The percentage of each nutrient is identified on the container by the three numbers (for example, 10-10-10) on the fertilizer package, listed in this order: nitrogen, phosphorus, and potassium. Most plants do well with a well-balanced fertilizer that contains fairly equal amounts of the three nutrients. You'll want to buy something that is water soluble and be conservative in its application.
One to try: We prefer Dyna-Gro Liquid Grow Plant Food 7-9-5 to fertilizers with higher percentages of the nutrients, since it is so easy to overfertilize. Dyna-Gro works well for all container houseplants, and the lower soluble salts and slightly higher phosphorus make it work for plants like African violets and orchids too.
6. Rolling Plant Stands
If you have big houseplants, tall ones or heavy ones, rolling plant stands come in handy. For example, a corn plant that stands taller than you are can be moved to a site with more or less light without straining your back or arms. You can wheel large ferns or potted Meyer lemon trees out to the patio on summer afternoons without asking for help.

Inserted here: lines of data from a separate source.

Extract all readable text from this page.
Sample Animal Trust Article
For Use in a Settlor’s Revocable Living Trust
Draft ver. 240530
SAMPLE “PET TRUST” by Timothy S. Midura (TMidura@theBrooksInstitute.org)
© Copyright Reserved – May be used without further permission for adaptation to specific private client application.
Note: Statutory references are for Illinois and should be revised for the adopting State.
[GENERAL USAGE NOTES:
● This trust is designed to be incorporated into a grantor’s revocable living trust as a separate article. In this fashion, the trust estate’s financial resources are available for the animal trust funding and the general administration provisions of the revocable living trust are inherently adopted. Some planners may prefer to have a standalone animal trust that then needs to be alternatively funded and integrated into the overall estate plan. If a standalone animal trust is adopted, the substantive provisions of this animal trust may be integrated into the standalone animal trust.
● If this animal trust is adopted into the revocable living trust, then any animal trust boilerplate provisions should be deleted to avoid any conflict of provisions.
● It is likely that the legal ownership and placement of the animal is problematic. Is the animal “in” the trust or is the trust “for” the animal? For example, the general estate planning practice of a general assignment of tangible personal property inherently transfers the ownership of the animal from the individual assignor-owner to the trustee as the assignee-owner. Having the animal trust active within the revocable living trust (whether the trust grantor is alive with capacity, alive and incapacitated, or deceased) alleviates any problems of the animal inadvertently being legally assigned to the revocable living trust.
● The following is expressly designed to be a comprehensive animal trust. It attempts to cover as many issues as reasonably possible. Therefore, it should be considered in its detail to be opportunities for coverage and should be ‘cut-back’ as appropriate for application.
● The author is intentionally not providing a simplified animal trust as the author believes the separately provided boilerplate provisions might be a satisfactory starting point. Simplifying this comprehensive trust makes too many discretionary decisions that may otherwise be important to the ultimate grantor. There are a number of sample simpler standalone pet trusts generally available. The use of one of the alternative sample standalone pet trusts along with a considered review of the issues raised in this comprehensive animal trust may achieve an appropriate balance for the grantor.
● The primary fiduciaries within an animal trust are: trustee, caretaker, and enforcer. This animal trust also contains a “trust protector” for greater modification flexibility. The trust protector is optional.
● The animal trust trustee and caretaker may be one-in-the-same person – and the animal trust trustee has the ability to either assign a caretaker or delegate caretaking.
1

One to try: Moutik Plant Caddy. While you can buy plants stands on wheels, it's cheaper and just as easy to just buy the rolling caddies, and you won't have to change them when it's time to up the size of the pot. Be sure to buy something sturdy and test out the rolling action before you sign on the dotted line.
7. Indoor Plant Tool Set
If you repot or prune your indoor plants, you'll do well to keep a garden tool set to help out. Digging in container plant soil requires smaller tools than the hoes and shovels you use in the backyard veggie plot.
The most useful tool for indoor plants is probably a hand fork, so useful for breaking up compacted top soil. But a hand pruner and a hand rake or cultivator come in close second.
One to try: If you feel like splurging, get all of these and a few other important tools together in the Complete Intervale Garden Tool Collection. It includes six important hand tools: cultivator, trowel, transplant trowel, fork, dibbler, and pruners as well as gloves and a notebook. All come in an appealing pine storage case.
9. Neem Oil
Neem oil spray is made from the seeds of the tropical Neem tree. It is a truly remarkable, multipurpose pest-control spray that works well on insects that frequent houseplants. These include aphids, spidermites, mealybugs, and scale.
But that's not all. If your plants come down with fungal issues like powdery mildew, a spray of Neem oil saves the day.